1. Compounds of the general formula (I)
in what mean
A CH ₂ , phenylene
B COOH, CH ₂ OH, CH ₂ NH ₂
R is hydrogen, (C ₁ -C ₆ ) alkyl
X oxygen, CH ₂
Y, Z each OH or together an oxirane ring
n zero, 1, 2, 3, 4, 5 or 6. 2. Compounds of general formula (I) according to claim 1, wherein
A CH ₂
B COOH, CH ₂ OH, CH ₂ NH ₂
R is hydrogen, methyl
X oxygen, CH ₂
Y, Z each OH or together an oxirane ring
n zero. 3. Compounds of general formula (I) according to claim 1, wherein
A CH ₂
B COOH
R is hydrogen
X oxygen, CH ₂
Y, Z each OH or together an oxirane ring
n zero. 4. Compounds of general formula (I) according to claim 1 to 3, characterized characterized in that they are bonded to a resin via functional group B. 5. Compounds of formula (II)

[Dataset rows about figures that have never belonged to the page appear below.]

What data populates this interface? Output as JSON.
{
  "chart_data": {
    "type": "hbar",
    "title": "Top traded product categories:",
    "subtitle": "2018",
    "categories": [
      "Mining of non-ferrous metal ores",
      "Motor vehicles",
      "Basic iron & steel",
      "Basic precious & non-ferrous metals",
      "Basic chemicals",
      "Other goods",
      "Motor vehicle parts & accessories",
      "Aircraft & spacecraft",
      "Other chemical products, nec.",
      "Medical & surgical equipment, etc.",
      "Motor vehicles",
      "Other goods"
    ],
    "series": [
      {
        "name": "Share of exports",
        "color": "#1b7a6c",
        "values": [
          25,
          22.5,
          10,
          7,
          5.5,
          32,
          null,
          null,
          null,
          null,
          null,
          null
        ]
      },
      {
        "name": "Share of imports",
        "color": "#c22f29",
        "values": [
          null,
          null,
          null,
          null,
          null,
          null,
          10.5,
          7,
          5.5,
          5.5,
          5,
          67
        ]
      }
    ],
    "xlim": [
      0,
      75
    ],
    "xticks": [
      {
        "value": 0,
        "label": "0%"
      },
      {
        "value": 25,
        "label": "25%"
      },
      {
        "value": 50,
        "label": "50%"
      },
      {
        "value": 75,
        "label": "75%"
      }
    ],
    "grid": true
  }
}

where PG is a protective group of the alcohol function, in particular trimethylsilyl and the circle symbol represents the resin. 6. Compounds of the formulas (III)
7. Compound of formula (IV)
8. Use of the compounds according to claim 1 to 3 and 7, as a linker in the Solid phase synthesis. 9. Use of the compounds according to claim 1 to 7, for syntheses of combinatorial chemistry.